Je m'écarte un peu de son corps chaud et pose ma tête sur ma main. "Ce sera le début de nouvelles aventures, un nouveau chapitre pour nous." Je passe ma main sur sa joue. "Je ne peux pas attendre."


Bella et moi faisons beaucoup de recherches pour préparer notre voyage par la route. Sur le papier notre temps de conduite jusqu'à Hana dure seulement deux heures et demie. "La "route de Hana", cette excursion est bien connue, doit prendre toute une journée, sinon plus à cause de tous les endroits à explorer et à voir en chemin.

La plupart des sites web nous disent que conduire avec une voiture décapotable ou une jeep serait mieux pour profiter de la vue panoramique. Nous rions, souhaitant avoir amené la Mustang avec nous mais nous décidons que ce sera amusant de choisir la Jeep.

Ce à quoi je n'étais pas préparé c'est que l'on nous donne une voiture si odieusement flashy. C'est hideux.

"Crush? Est-ce que c'est vraiment un nom pour une couleur?" grommelai-je pendant que nous chargions nos affaires.

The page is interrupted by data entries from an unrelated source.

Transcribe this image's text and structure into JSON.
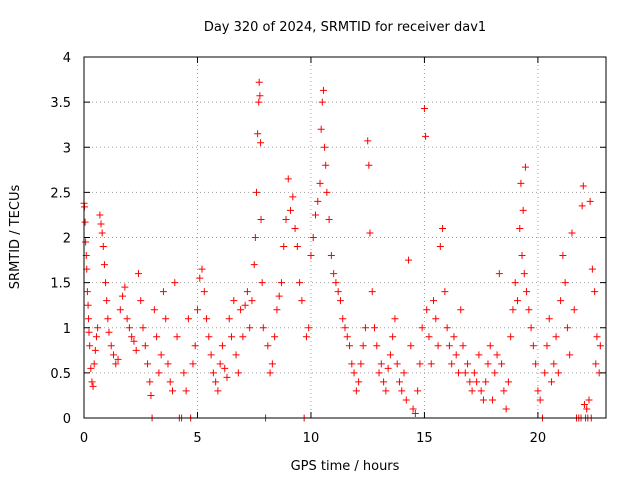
{
  "chart_data": {
    "type": "scatter",
    "title": "Day 320 of 2024, SRMTID for receiver dav1",
    "xlabel": "GPS time / hours",
    "ylabel": "SRMTID / TECUs",
    "xlim": [
      0,
      23
    ],
    "ylim": [
      0,
      4
    ],
    "x_ticks": [
      0,
      5,
      10,
      15,
      20
    ],
    "x_tick_labels": [
      "0",
      "5",
      "10",
      "15",
      "20"
    ],
    "y_ticks": [
      0,
      0.5,
      1,
      1.5,
      2,
      2.5,
      3,
      3.5,
      4
    ],
    "y_tick_labels": [
      "0",
      "0.5",
      "1",
      "1.5",
      "2",
      "2.5",
      "3",
      "3.5",
      "4"
    ],
    "grid": true,
    "marker": "+",
    "color": "#ff0000",
    "series": [
      {
        "name": "SRMTID",
        "points": [
          [
            0.0,
            2.38
          ],
          [
            0.02,
            2.34
          ],
          [
            0.05,
            2.17
          ],
          [
            0.07,
            1.95
          ],
          [
            0.1,
            1.8
          ],
          [
            0.12,
            1.65
          ],
          [
            0.15,
            1.4
          ],
          [
            0.18,
            1.25
          ],
          [
            0.2,
            1.1
          ],
          [
            0.22,
            0.95
          ],
          [
            0.25,
            0.8
          ],
          [
            0.3,
            0.55
          ],
          [
            0.35,
            0.4
          ],
          [
            0.4,
            0.35
          ],
          [
            0.45,
            0.6
          ],
          [
            0.5,
            0.75
          ],
          [
            0.55,
            0.9
          ],
          [
            0.6,
            1.0
          ],
          [
            0.7,
            2.25
          ],
          [
            0.75,
            2.15
          ],
          [
            0.8,
            2.05
          ],
          [
            0.85,
            1.9
          ],
          [
            0.9,
            1.7
          ],
          [
            0.95,
            1.5
          ],
          [
            1.0,
            1.3
          ],
          [
            1.05,
            1.1
          ],
          [
            1.1,
            0.95
          ],
          [
            1.2,
            0.8
          ],
          [
            1.3,
            0.7
          ],
          [
            1.4,
            0.6
          ],
          [
            1.5,
            0.65
          ],
          [
            1.6,
            1.2
          ],
          [
            1.7,
            1.35
          ],
          [
            1.8,
            1.45
          ],
          [
            1.9,
            1.1
          ],
          [
            2.0,
            1.0
          ],
          [
            2.1,
            0.9
          ],
          [
            2.2,
            0.85
          ],
          [
            2.3,
            0.75
          ],
          [
            2.4,
            1.6
          ],
          [
            2.5,
            1.3
          ],
          [
            2.6,
            1.0
          ],
          [
            2.7,
            0.8
          ],
          [
            2.8,
            0.6
          ],
          [
            2.9,
            0.4
          ],
          [
            2.95,
            0.25
          ],
          [
            3.0,
            0.0
          ],
          [
            3.1,
            1.2
          ],
          [
            3.2,
            0.9
          ],
          [
            3.3,
            0.5
          ],
          [
            3.4,
            0.7
          ],
          [
            3.5,
            1.4
          ],
          [
            3.6,
            1.1
          ],
          [
            3.7,
            0.6
          ],
          [
            3.8,
            0.4
          ],
          [
            3.9,
            0.3
          ],
          [
            4.0,
            1.5
          ],
          [
            4.1,
            0.9
          ],
          [
            4.2,
            0.0
          ],
          [
            4.3,
            0.0
          ],
          [
            4.4,
            0.5
          ],
          [
            4.5,
            0.3
          ],
          [
            4.6,
            1.1
          ],
          [
            4.7,
            0.0
          ],
          [
            4.8,
            0.6
          ],
          [
            4.9,
            0.8
          ],
          [
            5.0,
            1.2
          ],
          [
            5.1,
            1.55
          ],
          [
            5.2,
            1.65
          ],
          [
            5.3,
            1.4
          ],
          [
            5.4,
            1.1
          ],
          [
            5.5,
            0.9
          ],
          [
            5.6,
            0.7
          ],
          [
            5.7,
            0.5
          ],
          [
            5.8,
            0.4
          ],
          [
            5.9,
            0.3
          ],
          [
            6.0,
            0.6
          ],
          [
            6.1,
            0.8
          ],
          [
            6.2,
            0.55
          ],
          [
            6.3,
            0.45
          ],
          [
            6.4,
            1.1
          ],
          [
            6.5,
            0.9
          ],
          [
            6.6,
            1.3
          ],
          [
            6.7,
            0.7
          ],
          [
            6.8,
            0.5
          ],
          [
            6.9,
            1.2
          ],
          [
            7.0,
            0.9
          ],
          [
            7.1,
            1.25
          ],
          [
            7.2,
            1.4
          ],
          [
            7.3,
            1.0
          ],
          [
            7.4,
            1.3
          ],
          [
            7.5,
            1.7
          ],
          [
            7.55,
            2.0
          ],
          [
            7.6,
            2.5
          ],
          [
            7.65,
            3.15
          ],
          [
            7.7,
            3.5
          ],
          [
            7.72,
            3.72
          ],
          [
            7.75,
            3.57
          ],
          [
            7.78,
            3.05
          ],
          [
            7.8,
            2.2
          ],
          [
            7.85,
            1.5
          ],
          [
            7.9,
            1.0
          ],
          [
            8.0,
            0.0
          ],
          [
            8.1,
            0.8
          ],
          [
            8.2,
            0.5
          ],
          [
            8.3,
            0.6
          ],
          [
            8.4,
            0.9
          ],
          [
            8.5,
            1.2
          ],
          [
            8.6,
            1.35
          ],
          [
            8.7,
            1.5
          ],
          [
            8.8,
            1.9
          ],
          [
            8.9,
            2.2
          ],
          [
            9.0,
            2.65
          ],
          [
            9.1,
            2.3
          ],
          [
            9.2,
            2.45
          ],
          [
            9.3,
            2.1
          ],
          [
            9.4,
            1.9
          ],
          [
            9.5,
            1.5
          ],
          [
            9.6,
            1.3
          ],
          [
            9.7,
            0.0
          ],
          [
            9.8,
            0.9
          ],
          [
            9.9,
            1.0
          ],
          [
            10.0,
            1.8
          ],
          [
            10.1,
            2.0
          ],
          [
            10.2,
            2.25
          ],
          [
            10.3,
            2.4
          ],
          [
            10.4,
            2.6
          ],
          [
            10.45,
            3.2
          ],
          [
            10.5,
            3.5
          ],
          [
            10.55,
            3.63
          ],
          [
            10.6,
            3.0
          ],
          [
            10.65,
            2.8
          ],
          [
            10.7,
            2.5
          ],
          [
            10.8,
            2.2
          ],
          [
            10.9,
            1.8
          ],
          [
            11.0,
            1.6
          ],
          [
            11.1,
            1.5
          ],
          [
            11.2,
            1.4
          ],
          [
            11.3,
            1.3
          ],
          [
            11.4,
            1.1
          ],
          [
            11.5,
            1.0
          ],
          [
            11.6,
            0.9
          ],
          [
            11.7,
            0.8
          ],
          [
            11.8,
            0.6
          ],
          [
            11.9,
            0.5
          ],
          [
            12.0,
            0.3
          ],
          [
            12.1,
            0.4
          ],
          [
            12.2,
            0.6
          ],
          [
            12.3,
            0.8
          ],
          [
            12.4,
            1.0
          ],
          [
            12.5,
            3.07
          ],
          [
            12.55,
            2.8
          ],
          [
            12.6,
            2.05
          ],
          [
            12.7,
            1.4
          ],
          [
            12.8,
            1.0
          ],
          [
            12.9,
            0.8
          ],
          [
            13.0,
            0.5
          ],
          [
            13.1,
            0.6
          ],
          [
            13.2,
            0.4
          ],
          [
            13.3,
            0.3
          ],
          [
            13.4,
            0.55
          ],
          [
            13.5,
            0.7
          ],
          [
            13.6,
            0.9
          ],
          [
            13.7,
            1.1
          ],
          [
            13.8,
            0.6
          ],
          [
            13.9,
            0.4
          ],
          [
            14.0,
            0.3
          ],
          [
            14.1,
            0.5
          ],
          [
            14.2,
            0.2
          ],
          [
            14.3,
            1.75
          ],
          [
            14.4,
            0.8
          ],
          [
            14.5,
            0.1
          ],
          [
            14.6,
            0.05
          ],
          [
            14.7,
            0.3
          ],
          [
            14.8,
            0.6
          ],
          [
            14.9,
            1.0
          ],
          [
            15.0,
            3.43
          ],
          [
            15.05,
            3.12
          ],
          [
            15.1,
            1.2
          ],
          [
            15.2,
            0.9
          ],
          [
            15.3,
            0.6
          ],
          [
            15.4,
            1.3
          ],
          [
            15.5,
            1.1
          ],
          [
            15.6,
            0.8
          ],
          [
            15.7,
            1.9
          ],
          [
            15.8,
            2.1
          ],
          [
            15.9,
            1.4
          ],
          [
            16.0,
            1.0
          ],
          [
            16.1,
            0.8
          ],
          [
            16.2,
            0.6
          ],
          [
            16.3,
            0.9
          ],
          [
            16.4,
            0.7
          ],
          [
            16.5,
            0.5
          ],
          [
            16.6,
            1.2
          ],
          [
            16.7,
            0.8
          ],
          [
            16.8,
            0.5
          ],
          [
            16.9,
            0.6
          ],
          [
            17.0,
            0.4
          ],
          [
            17.1,
            0.3
          ],
          [
            17.2,
            0.5
          ],
          [
            17.3,
            0.4
          ],
          [
            17.4,
            0.7
          ],
          [
            17.5,
            0.3
          ],
          [
            17.6,
            0.2
          ],
          [
            17.7,
            0.4
          ],
          [
            17.8,
            0.6
          ],
          [
            17.9,
            0.8
          ],
          [
            18.0,
            0.2
          ],
          [
            18.1,
            0.5
          ],
          [
            18.2,
            0.7
          ],
          [
            18.3,
            1.6
          ],
          [
            18.4,
            0.6
          ],
          [
            18.5,
            0.3
          ],
          [
            18.6,
            0.1
          ],
          [
            18.7,
            0.4
          ],
          [
            18.8,
            0.9
          ],
          [
            18.9,
            1.2
          ],
          [
            19.0,
            1.5
          ],
          [
            19.1,
            1.3
          ],
          [
            19.2,
            2.1
          ],
          [
            19.25,
            2.6
          ],
          [
            19.3,
            1.8
          ],
          [
            19.35,
            2.3
          ],
          [
            19.4,
            1.6
          ],
          [
            19.45,
            2.78
          ],
          [
            19.5,
            1.4
          ],
          [
            19.6,
            1.2
          ],
          [
            19.7,
            1.0
          ],
          [
            19.8,
            0.8
          ],
          [
            19.9,
            0.6
          ],
          [
            20.0,
            0.3
          ],
          [
            20.1,
            0.2
          ],
          [
            20.2,
            0.0
          ],
          [
            20.3,
            0.5
          ],
          [
            20.4,
            0.8
          ],
          [
            20.5,
            1.1
          ],
          [
            20.6,
            0.4
          ],
          [
            20.7,
            0.6
          ],
          [
            20.8,
            0.9
          ],
          [
            20.9,
            0.5
          ],
          [
            21.0,
            1.3
          ],
          [
            21.1,
            1.8
          ],
          [
            21.2,
            1.5
          ],
          [
            21.3,
            1.0
          ],
          [
            21.4,
            0.7
          ],
          [
            21.5,
            2.05
          ],
          [
            21.6,
            1.2
          ],
          [
            21.7,
            0.0
          ],
          [
            21.8,
            0.0
          ],
          [
            21.9,
            0.0
          ],
          [
            21.95,
            2.35
          ],
          [
            22.0,
            2.57
          ],
          [
            22.05,
            0.15
          ],
          [
            22.1,
            0.0
          ],
          [
            22.15,
            0.1
          ],
          [
            22.2,
            0.0
          ],
          [
            22.25,
            0.2
          ],
          [
            22.3,
            2.4
          ],
          [
            22.35,
            0.0
          ],
          [
            22.4,
            1.65
          ],
          [
            22.5,
            1.4
          ],
          [
            22.55,
            0.6
          ],
          [
            22.6,
            0.9
          ],
          [
            22.7,
            0.5
          ],
          [
            22.75,
            0.8
          ]
        ]
      }
    ]
  }
}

"S'il fallait que je devine je dirai que c'est peut-être donné d'après Orange Crush, tu sais, le soda orange."

C'était comme si une lumière s'était allumée dans ma tête et je ne peux m'empêcher de prendre Bella dans mes bras et de la faire tourner sur le parking alors qu'elle crie de ravissement. "TU es fameusement futée." Je serre mes lèvres et elle m'embrasse avec un petit rire. "La beauté, un cerveau et un cœur en or… comment ai-je fait pour avoir autant de chance?"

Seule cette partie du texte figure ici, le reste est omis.